The five-year-old Trojan-Ransom.Win32.Rakhni family has received a facelift that now allows it to decide whether or not to install its traditional ransomware or to drop a cryptominer instead.

For the most part the injection chain remains unchanged, Kaspersky Labs reported. However, the malware moves along a rather complicated path before it decides which form it will take. During the process it will check to make sure the device is not a virtual machine, it will check for and disarm an AV software and also Widows Defender and finally erase most of the footprints made during the malware installation.

The malware is delivered through spam campaigns where the email comes with a PDF attached which the receiver is prompted to save and then enable editing. When the victim attempts to open the document he or she is presented with an executable that portrays itself as an Adobe Reader plugin and it asks the person to allow it to make changes to their computer.

The executable, which is written in Delphi and has its strings encrypted, then presents a message box that states the PDF could not be opened, basically to keep the victim from thinking anything negative is about to happen.

The malware then starts to move through a decision chain that will eventually lead it to deciding what to drop onto the device.

It first checks that the device has one of the substrings:

· \TEMP

· \TMP

· \STARTUP

· \CONTENT.IE

· Registry check

It then checks to see if the registry contains Checks that in the registry there is no value HKCU\Software\Adobe\DAVersion and if it finds this is so it creates HKCU\Software\Adobe\DAVersion = True.
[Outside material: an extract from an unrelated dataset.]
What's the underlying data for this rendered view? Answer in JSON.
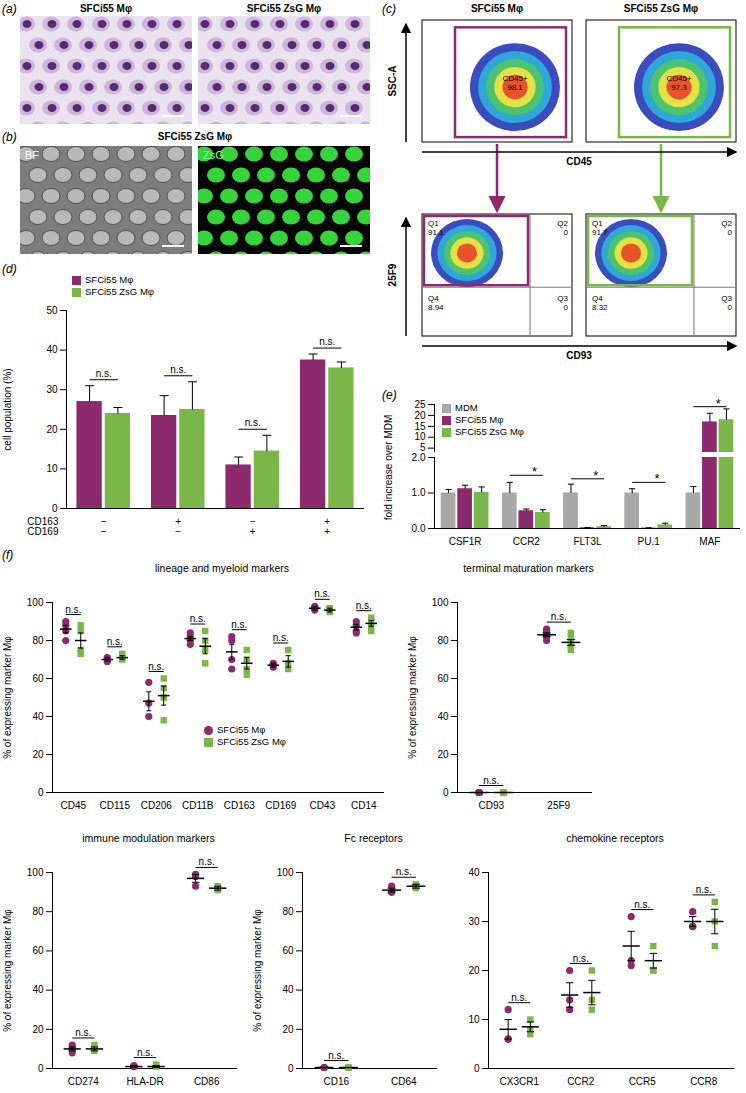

The next stop is to check that at least 26 process are running, but it also compares these to a rather long list of process that if detected will stop the installation.

It checks to see if the device under attack is a virtual machine, installs fake root certificates and then it searches for a specific folder, %AppData%\Bitcoin, before it makes its final decision on what to drop.

“If the folder exists, the downloader decides to download the cryptor. If the folder doesn’t exist and the machine has more than two logical processors, the miner will be downloaded. If there’s no folder and just one logical processor, the downloader jumps to its worm component, which is described below in the corresponding part of the article,” Kaspersky wrote.

The malware makes on final deposit into the target machine. It pushes a worm and tries to copy itself to other computers on the local network.